Sitting with Dave and his friends, a plate full of half-finished pancakes before me, my thoughts return to the one thing I need to do. I stand up from the table, searching the room for a particular ponytail.
Juniper
I LOVED THE Primal Scream at first. The frenetic buzz was exactly how I’d imagined it when I read up on the tradition over my solitary dinner in Philly. When I entered Sharples Hall, I went up to the first girl I found and asked if she comes every semester. She told me she did, and I wanted to keep talking to her, but she got a text and walked off to join her friends.
Enveloped in the crowd, I wove through tables, looking for Fitz. But the countdown began before I found him. The seconds wound down to midnight, and the room erupted. I prepared to join the hundreds of voices screaming themselves hoarse, pouring out their every emotion in one cathartic rush.
I couldn’t. My lungs, my heart, wouldn’t. I have things I want to scream. The day with Fitz, everything with Matt, the pressures of my family. I just couldn’t.
I hated the feeling. Everywhere around me, students were clinging to each other, laughing, coming together, and all I felt was alone.
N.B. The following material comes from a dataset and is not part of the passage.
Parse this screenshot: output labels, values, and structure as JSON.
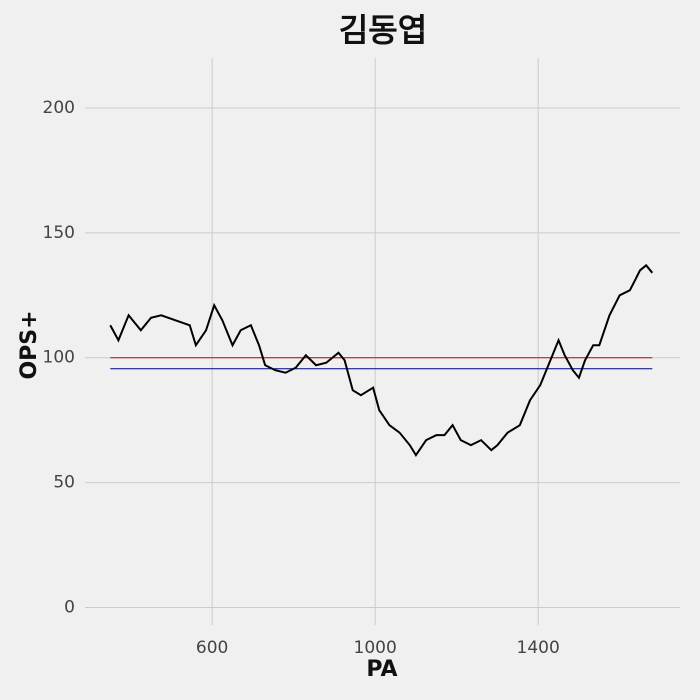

I walked out of Sharples Hall into the night, where I heard the echoed screams of students who couldn’t come to the dining hall joining in from their dorm rooms. I’ve been wandering the campus for the past ten minutes, my thoughts a blizzard colder than the wind on my face. I can approach someone and ask her about her school, her major, whatever, but that won’t make me her friend. I could be in exactly this position next year, in a crowd of friendly faces and yet entirely alone. Except next year, I won’t be returning to high school with my friends, with my sister, at the end of winter break.